J.F.: Siempre he defendido el derecho que tiene cada país, cada cultura, de contarse a sí misma. Desde que la literatura existe, lo que ha hecho es contar la violencia. Eso que nos mantiene estancados como condición humana. La literatura siempre ha contado las guerras y las fisuras que eso ha generado en los seres humanos. Entonces, si uno de los pasajes más oscuros de Colombia tiene que ver con el narcotráfico y su violencia, y lo sigue siendo, tenemos todo el derecho del mundo a seguir contando esta problemática. Desde el siglo pasado lo hemos hecho con la violencia política, de la que surgieron grandes novelas. Y hay que tener en cuenta que tenemos muchos tipos de violencia, la del narcotráfico, pero también la de las guerrillas y el paramilitarismo. Entonces, ¿por qué tendríamos que dejar de contarnos como sociedad y como país y todo lo que nos aflige? Entonces sí defiendo la idea de que estamos llamados a seguirlo narrando. Obviamente con tacto y sensibilidad, evitando caer en la apología y tratar de mostrar la fotografía de lo que ocurre.

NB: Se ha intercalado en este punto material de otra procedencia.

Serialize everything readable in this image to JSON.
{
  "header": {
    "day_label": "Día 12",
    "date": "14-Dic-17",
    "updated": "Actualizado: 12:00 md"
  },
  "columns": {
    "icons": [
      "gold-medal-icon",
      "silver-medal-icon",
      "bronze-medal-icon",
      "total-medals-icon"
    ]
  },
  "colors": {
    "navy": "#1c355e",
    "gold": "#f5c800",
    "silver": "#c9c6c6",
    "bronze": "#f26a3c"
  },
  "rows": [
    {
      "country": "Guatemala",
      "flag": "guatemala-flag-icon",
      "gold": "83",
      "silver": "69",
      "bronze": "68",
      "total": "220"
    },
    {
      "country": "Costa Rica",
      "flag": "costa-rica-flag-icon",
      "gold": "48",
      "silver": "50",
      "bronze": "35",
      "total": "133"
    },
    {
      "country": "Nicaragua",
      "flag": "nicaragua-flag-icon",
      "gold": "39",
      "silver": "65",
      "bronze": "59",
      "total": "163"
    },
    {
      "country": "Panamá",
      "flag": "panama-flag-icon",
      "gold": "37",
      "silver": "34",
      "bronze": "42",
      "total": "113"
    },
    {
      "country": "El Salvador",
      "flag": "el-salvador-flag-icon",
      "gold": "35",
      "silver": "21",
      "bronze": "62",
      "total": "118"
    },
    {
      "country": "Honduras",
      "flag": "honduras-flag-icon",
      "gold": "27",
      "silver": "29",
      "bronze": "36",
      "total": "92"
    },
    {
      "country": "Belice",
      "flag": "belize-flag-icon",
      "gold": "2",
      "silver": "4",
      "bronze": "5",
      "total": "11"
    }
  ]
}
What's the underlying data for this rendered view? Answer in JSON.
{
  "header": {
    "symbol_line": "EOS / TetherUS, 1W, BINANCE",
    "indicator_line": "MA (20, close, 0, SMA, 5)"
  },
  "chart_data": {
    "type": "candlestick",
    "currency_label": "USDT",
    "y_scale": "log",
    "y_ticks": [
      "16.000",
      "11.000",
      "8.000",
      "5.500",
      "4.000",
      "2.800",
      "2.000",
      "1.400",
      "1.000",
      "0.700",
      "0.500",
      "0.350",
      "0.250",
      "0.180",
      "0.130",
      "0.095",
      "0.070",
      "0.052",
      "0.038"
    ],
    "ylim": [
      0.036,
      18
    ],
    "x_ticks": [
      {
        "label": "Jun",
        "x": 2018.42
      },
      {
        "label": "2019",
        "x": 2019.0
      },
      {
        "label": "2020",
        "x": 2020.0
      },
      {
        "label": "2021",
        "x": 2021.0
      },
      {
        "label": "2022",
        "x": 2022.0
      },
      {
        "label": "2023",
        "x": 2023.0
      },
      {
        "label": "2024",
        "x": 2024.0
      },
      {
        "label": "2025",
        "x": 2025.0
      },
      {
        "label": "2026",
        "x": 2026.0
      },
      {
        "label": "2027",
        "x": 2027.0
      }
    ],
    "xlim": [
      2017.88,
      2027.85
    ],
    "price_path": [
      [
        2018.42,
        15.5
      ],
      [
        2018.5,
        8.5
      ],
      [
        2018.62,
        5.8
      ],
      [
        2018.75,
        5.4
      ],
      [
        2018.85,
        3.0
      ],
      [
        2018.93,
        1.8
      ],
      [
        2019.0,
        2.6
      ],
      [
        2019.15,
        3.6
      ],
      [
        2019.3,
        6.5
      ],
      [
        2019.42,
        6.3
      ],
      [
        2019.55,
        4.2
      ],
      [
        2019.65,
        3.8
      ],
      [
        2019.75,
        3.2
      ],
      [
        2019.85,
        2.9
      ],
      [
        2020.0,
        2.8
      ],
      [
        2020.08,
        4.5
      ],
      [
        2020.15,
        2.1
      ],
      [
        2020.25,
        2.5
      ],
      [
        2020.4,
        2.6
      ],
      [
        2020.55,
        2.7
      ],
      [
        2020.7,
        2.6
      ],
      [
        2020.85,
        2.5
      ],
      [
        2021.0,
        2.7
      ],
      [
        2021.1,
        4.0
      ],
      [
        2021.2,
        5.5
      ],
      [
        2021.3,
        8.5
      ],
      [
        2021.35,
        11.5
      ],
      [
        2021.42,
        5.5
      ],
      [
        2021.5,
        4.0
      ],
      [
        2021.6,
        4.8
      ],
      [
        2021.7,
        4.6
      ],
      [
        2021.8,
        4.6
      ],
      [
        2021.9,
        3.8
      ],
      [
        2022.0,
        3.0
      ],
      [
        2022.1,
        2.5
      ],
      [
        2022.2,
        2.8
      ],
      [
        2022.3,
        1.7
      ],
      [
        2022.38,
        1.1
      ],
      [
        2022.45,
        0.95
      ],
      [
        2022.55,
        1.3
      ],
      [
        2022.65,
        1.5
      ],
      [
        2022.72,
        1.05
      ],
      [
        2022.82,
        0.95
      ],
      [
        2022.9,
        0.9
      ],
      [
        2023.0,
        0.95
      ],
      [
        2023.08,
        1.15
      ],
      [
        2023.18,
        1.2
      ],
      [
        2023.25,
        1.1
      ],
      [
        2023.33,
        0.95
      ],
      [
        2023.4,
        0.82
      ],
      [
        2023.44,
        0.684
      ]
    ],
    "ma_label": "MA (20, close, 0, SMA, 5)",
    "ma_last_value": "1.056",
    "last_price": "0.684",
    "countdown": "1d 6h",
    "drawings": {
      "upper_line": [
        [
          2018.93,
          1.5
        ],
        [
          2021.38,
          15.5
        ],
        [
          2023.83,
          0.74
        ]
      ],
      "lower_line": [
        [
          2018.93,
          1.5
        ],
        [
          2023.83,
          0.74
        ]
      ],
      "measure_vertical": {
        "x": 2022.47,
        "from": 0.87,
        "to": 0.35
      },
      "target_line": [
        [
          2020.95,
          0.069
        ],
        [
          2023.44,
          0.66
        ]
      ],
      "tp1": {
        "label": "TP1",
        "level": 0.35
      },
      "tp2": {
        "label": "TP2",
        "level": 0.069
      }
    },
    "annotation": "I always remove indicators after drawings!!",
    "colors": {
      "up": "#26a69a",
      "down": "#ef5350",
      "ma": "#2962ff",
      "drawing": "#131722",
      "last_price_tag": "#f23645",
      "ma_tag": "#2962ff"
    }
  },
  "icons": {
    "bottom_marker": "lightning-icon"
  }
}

SEMANA: Medellín, directa o indirectamente, ha sido protagonista de muchos de sus libros. ¿Cómo es su relación hoy con su ciudad natal?
J.F.: Es una relación de odios y amores. Queremos las ciudades en las que nacimos y nos criamos porque a ellas les debemos todo lo importante que aprendimos sobre la vida. Pero también nos generan sentimientos encontrados. En mi caso, hay muchas cosas que me dan rabia de Medellín: en el ADN del paisa están el amor por la tierra y el trabajo, lo solidario, el apego a la familia, pero también siguen muy arraigados la cultura mafiosa, la ley del más vivo, la búsqueda de atajos para conseguir lo que queremos, donde se pierde mucho el respeto por los demás. Es una cultura que además le rinde mucha pleitesía al ruido. Y, sobre todo, ese interés sin límites por el dinero. Tener ciertas ambiciones y afán de progreso están bien, claro, pero estamos en una cultura que lleva ese deseo más allá de los límites y principios.